Türkiye yakın geçmişe kadar başta ABD olmak üzere batılı ülkeler nezdinde laiklik-modernlik- islam ve demokrasi dörtgeninde çok önemli model örnek bir ülke olarak görülmüştür. Taksim gezi olayları sürecinde ise Türk Demokrasi Tarihi ve Taksim’in Anatomik Analizi (17.6.2013 ) yazımızda deşifre ettiğimiz üzere İttihat ve Terakki’den bu yana 140 yıllık amansız vesayet mücadelesini sonlandırmak amacıyla sadece Türkiye adına değil İslam alemi adına da tarihi bir fırsat yakalamıştır. 
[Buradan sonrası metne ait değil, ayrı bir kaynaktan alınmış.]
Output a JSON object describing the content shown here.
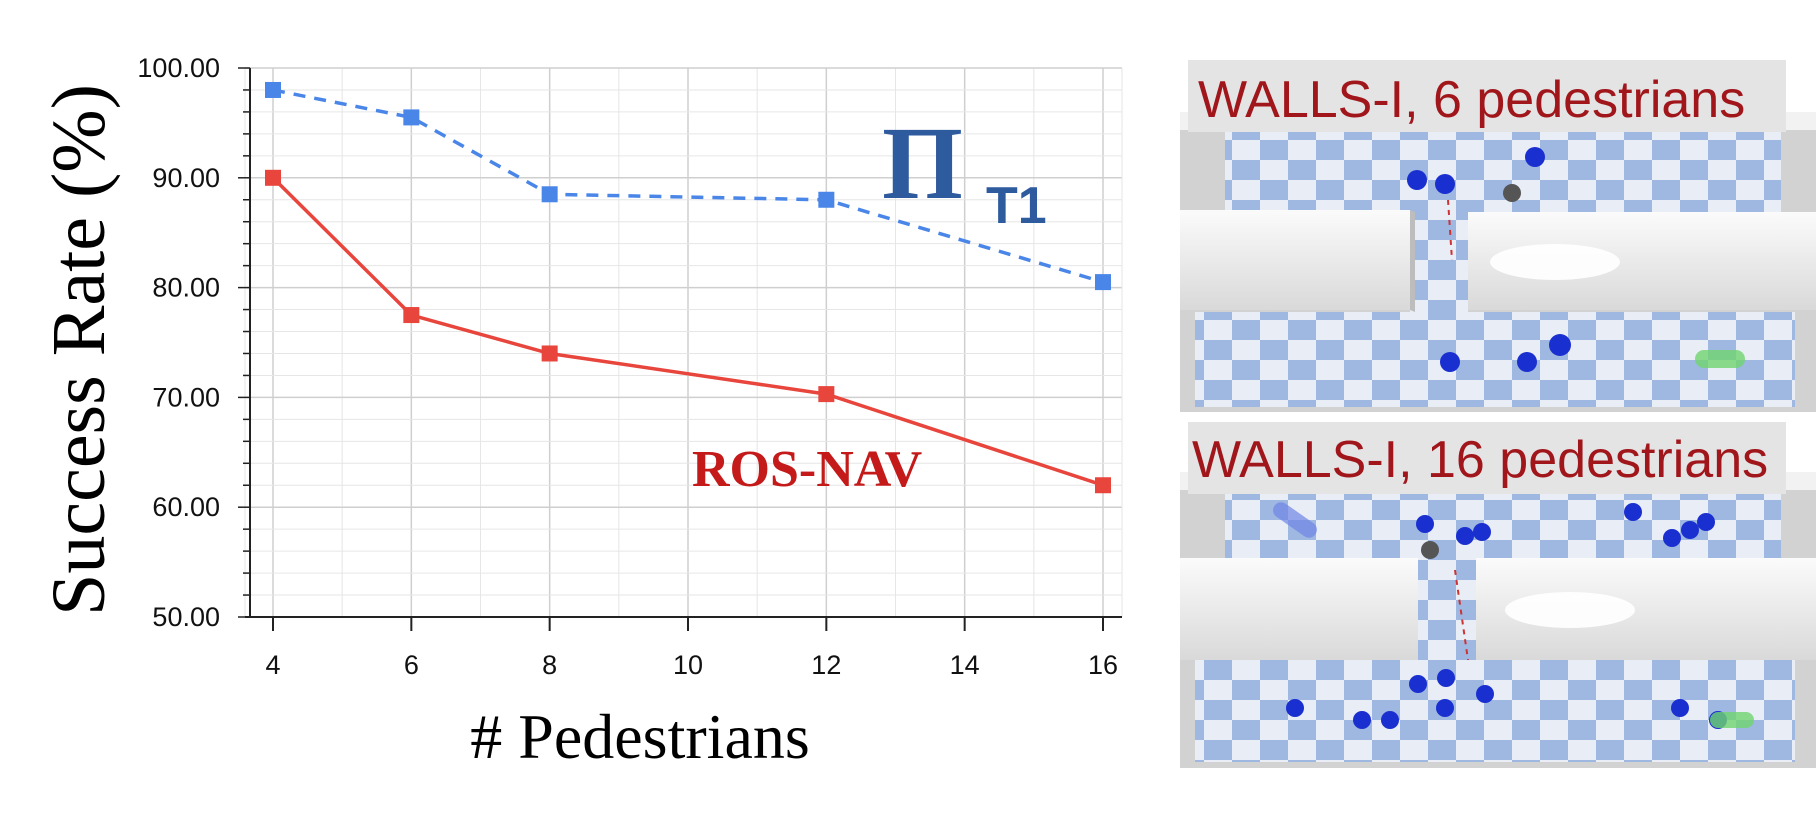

Ancak y- neslinin öncü olması itibariyle bütün dünyada büyük ilgi uyandıran ve resmi kayıtlara göre 3,5 milyon insanın sokağa döküldüğü Taksim Gezi olayları ortaya çıkan meçhul provokatörlerin de bulandırmasıyla siyasi yönetim tarafından sadece yanlış algılanmamış öyle hatalı yönetilmiştir ki batılı ülkeler nezdinde çok özel bir önem arz eden Demokrasi – İslam ikilemi ağır hasar almıştır.

Adil , arabulucu ve abi gibi bir rol oynaması gereken Türkiye bir süredir izlediği dış politika ile uluslararası arenada ilk defa artık laik değil sünni pozisyonlu ve üstelik Ortadoğu’lu bir din devleti olarak algılanmaya başlanmış ve kendisini birden mezhep kavgalarının ve Ortadoğu ateş çemberinin menzilinde bulmuş , Afganistan’a dönme sürecine giren Suriye sınırında Pakistan’a dönme tehlikesiyle karşı karşıya kalmıştır. 
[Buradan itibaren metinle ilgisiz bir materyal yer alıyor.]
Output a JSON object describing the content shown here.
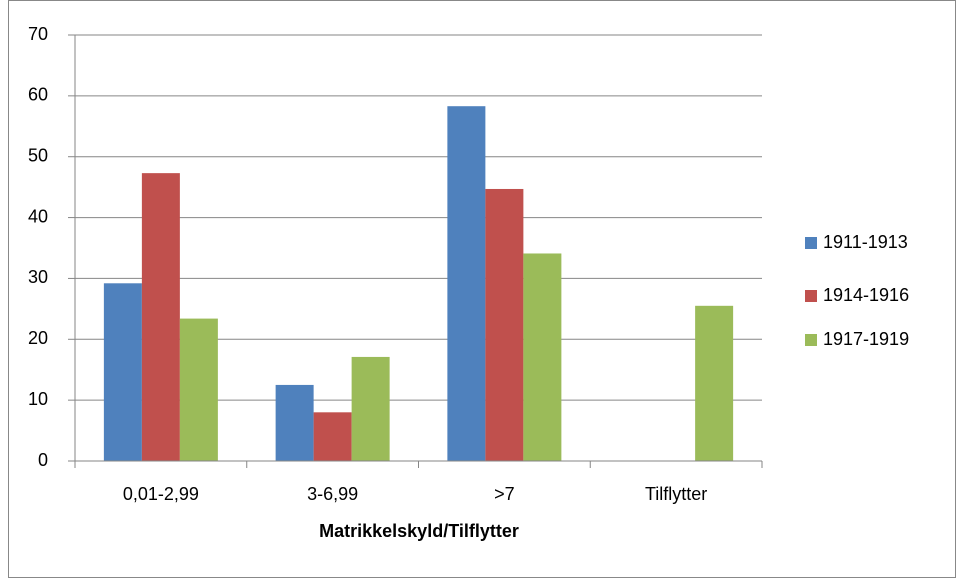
{
  "chart_data": {
    "type": "bar",
    "x_label": "Matrikkelskyld/Tilflytter",
    "categories": [
      "0,01-2,99",
      "3-6,99",
      ">7",
      "Tilflytter"
    ],
    "series": [
      {
        "name": "1911-1913",
        "color": "#4f81bd",
        "values": [
          29.2,
          12.5,
          58.3,
          null
        ]
      },
      {
        "name": "1914-1916",
        "color": "#c0504d",
        "values": [
          47.3,
          8.0,
          44.7,
          null
        ]
      },
      {
        "name": "1917-1919",
        "color": "#9bbb59",
        "values": [
          23.4,
          17.1,
          34.1,
          25.5
        ]
      }
    ],
    "ylim": [
      0,
      70
    ],
    "yticks": [
      0,
      10,
      20,
      30,
      40,
      50,
      60,
      70
    ],
    "grid": true,
    "legend": "right"
  }
}
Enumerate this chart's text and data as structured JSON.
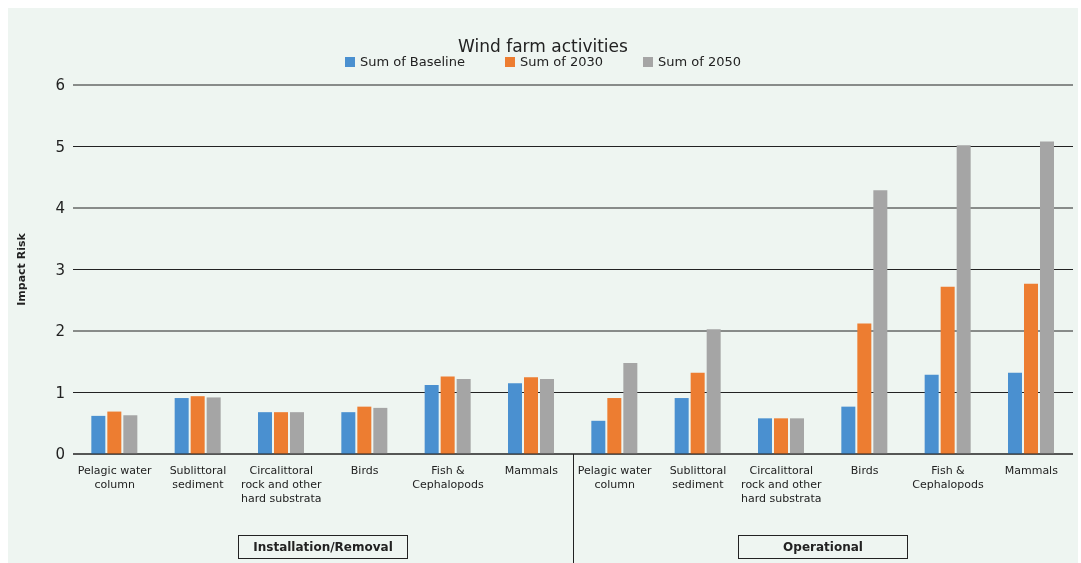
{
  "chart_data": {
    "type": "bar",
    "title": "Wind farm activities",
    "ylabel": "Impact Risk",
    "categories": [
      "Pelagic water column",
      "Sublittoral sediment",
      "Circalittoral rock and other hard substrata",
      "Birds",
      "Fish & Cephalopods",
      "Mammals",
      "Pelagic water column",
      "Sublittoral sediment",
      "Circalittoral rock and other hard substrata",
      "Birds",
      "Fish & Cephalopods",
      "Mammals"
    ],
    "series": [
      {
        "name": "Sum of Baseline",
        "color": "#4a90d0",
        "values": [
          0.62,
          0.91,
          0.68,
          0.68,
          1.12,
          1.15,
          0.54,
          0.91,
          0.58,
          0.77,
          1.29,
          1.32
        ]
      },
      {
        "name": "Sum of 2030",
        "color": "#ed7d31",
        "values": [
          0.69,
          0.94,
          0.68,
          0.77,
          1.26,
          1.25,
          0.91,
          1.32,
          0.58,
          2.12,
          2.72,
          2.77
        ]
      },
      {
        "name": "Sum of 2050",
        "color": "#a5a5a5",
        "values": [
          0.63,
          0.92,
          0.68,
          0.75,
          1.22,
          1.22,
          1.48,
          2.03,
          0.58,
          4.29,
          5.02,
          5.08
        ]
      }
    ],
    "annotations": [
      "Installation/Removal",
      "Operational"
    ],
    "ylim": [
      0,
      6
    ],
    "yticks": [
      0,
      1,
      2,
      3,
      4,
      5,
      6
    ],
    "grid": "y",
    "legend": "top"
  }
}
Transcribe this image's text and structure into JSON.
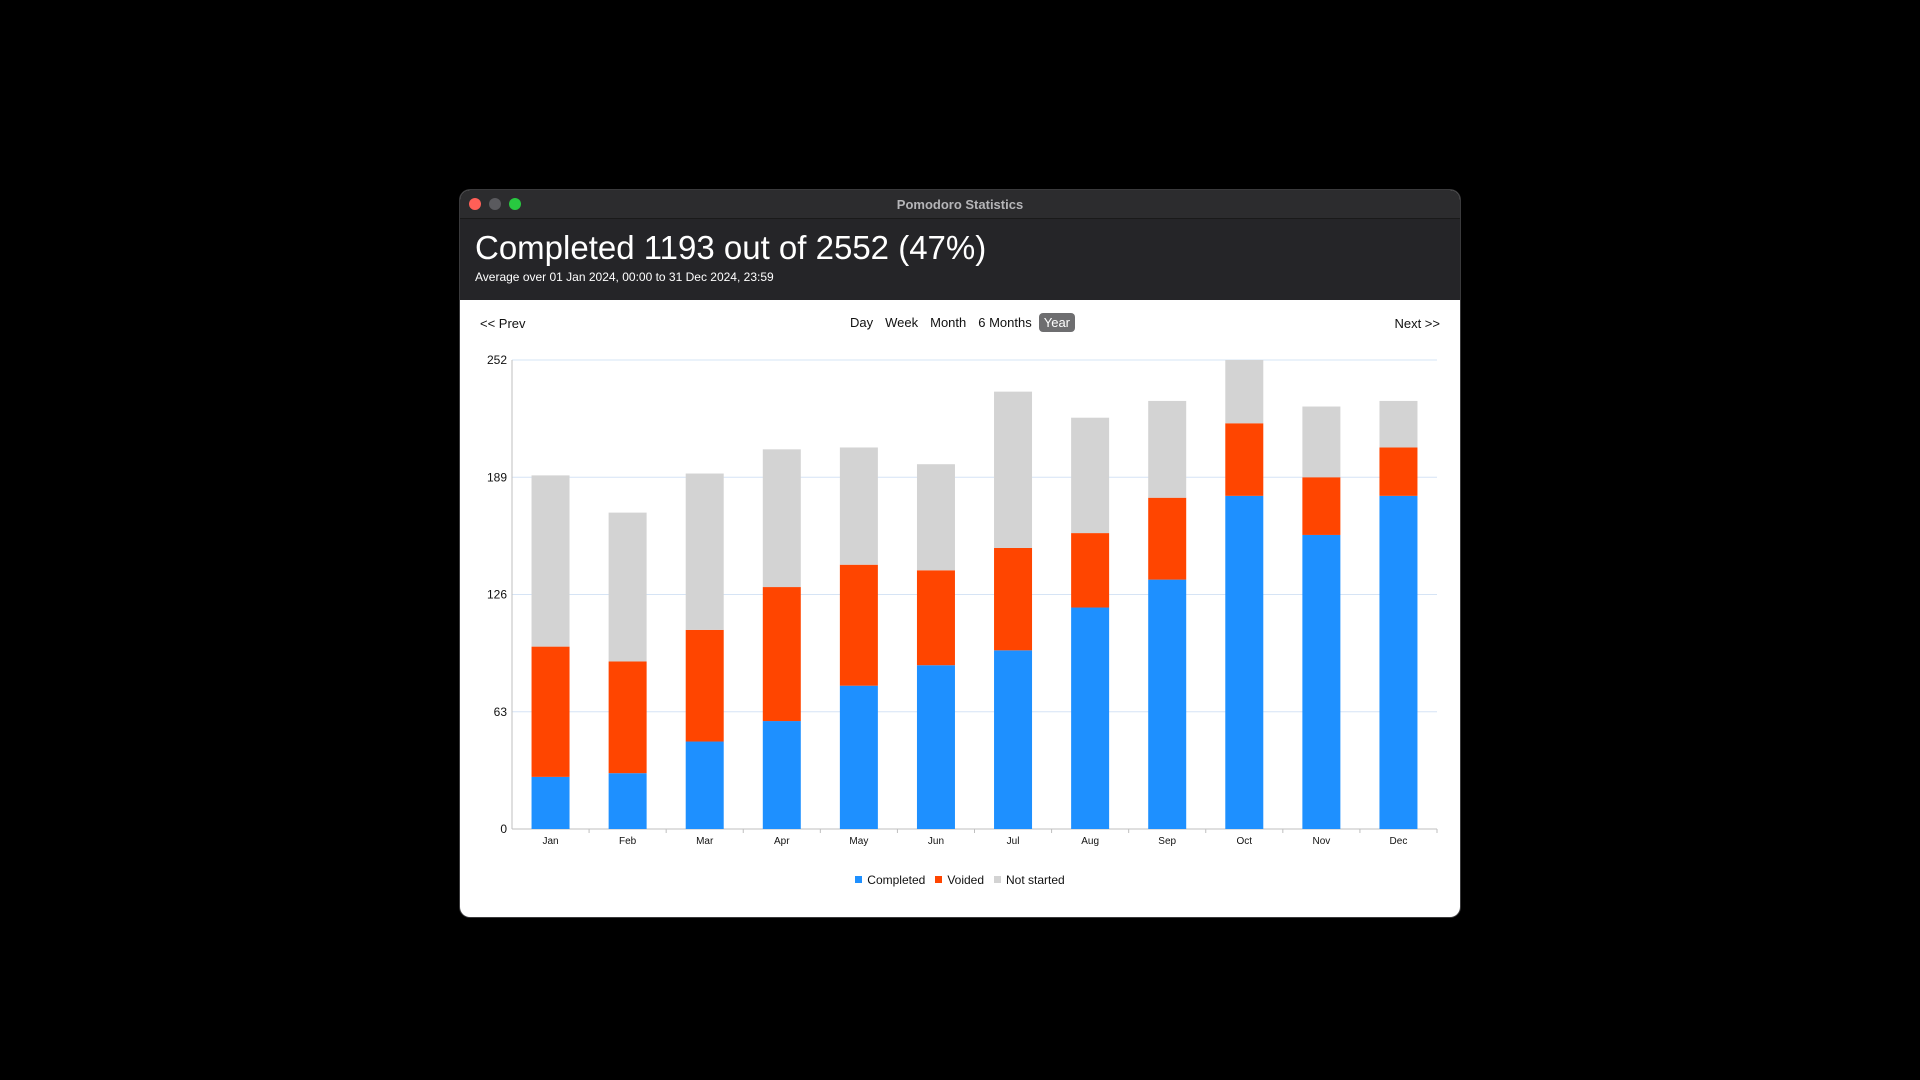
{
  "window": {
    "title": "Pomodoro Statistics"
  },
  "header": {
    "headline": "Completed 1193 out of 2552 (47%)",
    "subline": "Average over 01 Jan 2024, 00:00 to 31 Dec 2024, 23:59"
  },
  "nav": {
    "prev_label": "<< Prev",
    "next_label": "Next >>"
  },
  "range": {
    "options": [
      "Day",
      "Week",
      "Month",
      "6 Months",
      "Year"
    ],
    "selected": "Year"
  },
  "colors": {
    "completed": "#1e90ff",
    "voided": "#ff4500",
    "not_started": "#d3d3d3",
    "gridline": "#d6e4f5"
  },
  "chart_data": {
    "type": "bar",
    "stacked": true,
    "categories": [
      "Jan",
      "Feb",
      "Mar",
      "Apr",
      "May",
      "Jun",
      "Jul",
      "Aug",
      "Sep",
      "Oct",
      "Nov",
      "Dec"
    ],
    "series": [
      {
        "name": "Completed",
        "color": "#1e90ff",
        "values": [
          28,
          30,
          47,
          58,
          77,
          88,
          96,
          119,
          134,
          179,
          158,
          179
        ]
      },
      {
        "name": "Voided",
        "color": "#ff4500",
        "values": [
          70,
          60,
          60,
          72,
          65,
          51,
          55,
          40,
          44,
          39,
          31,
          26
        ]
      },
      {
        "name": "Not started",
        "color": "#d3d3d3",
        "values": [
          92,
          80,
          84,
          74,
          63,
          57,
          84,
          62,
          52,
          34,
          38,
          25
        ]
      }
    ],
    "yticks": [
      0,
      63,
      126,
      189,
      252
    ],
    "ylim": [
      0,
      252
    ],
    "grid": true,
    "legend": "bottom"
  }
}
Din eksenine kayan Türkiye’yi kendisine Mısır’da modellemeye çalışan Mursi’nin haksız da olsa darbe yemesine yol açması yanında başta Bengaldeş ve Pakistan olmak üzere diğer islam ülkelerinde ortaya çıkan çalkantılarda model ve örnek ülke Türkiye’de yara alan demokrasi – İslam deneyiminin çok olumsuz rol oynadığını söylemek mümkündür. Bu dış politikanın ortaya çıkardığı fiili durum şudur ki diğer Kuzey Afrika ve Arap ülkeleri ile de ilişkilerin bozulmasına ve hatta Azerbaycan ile dahi ilişkilerin temkinli olmasına yol açmıştır. 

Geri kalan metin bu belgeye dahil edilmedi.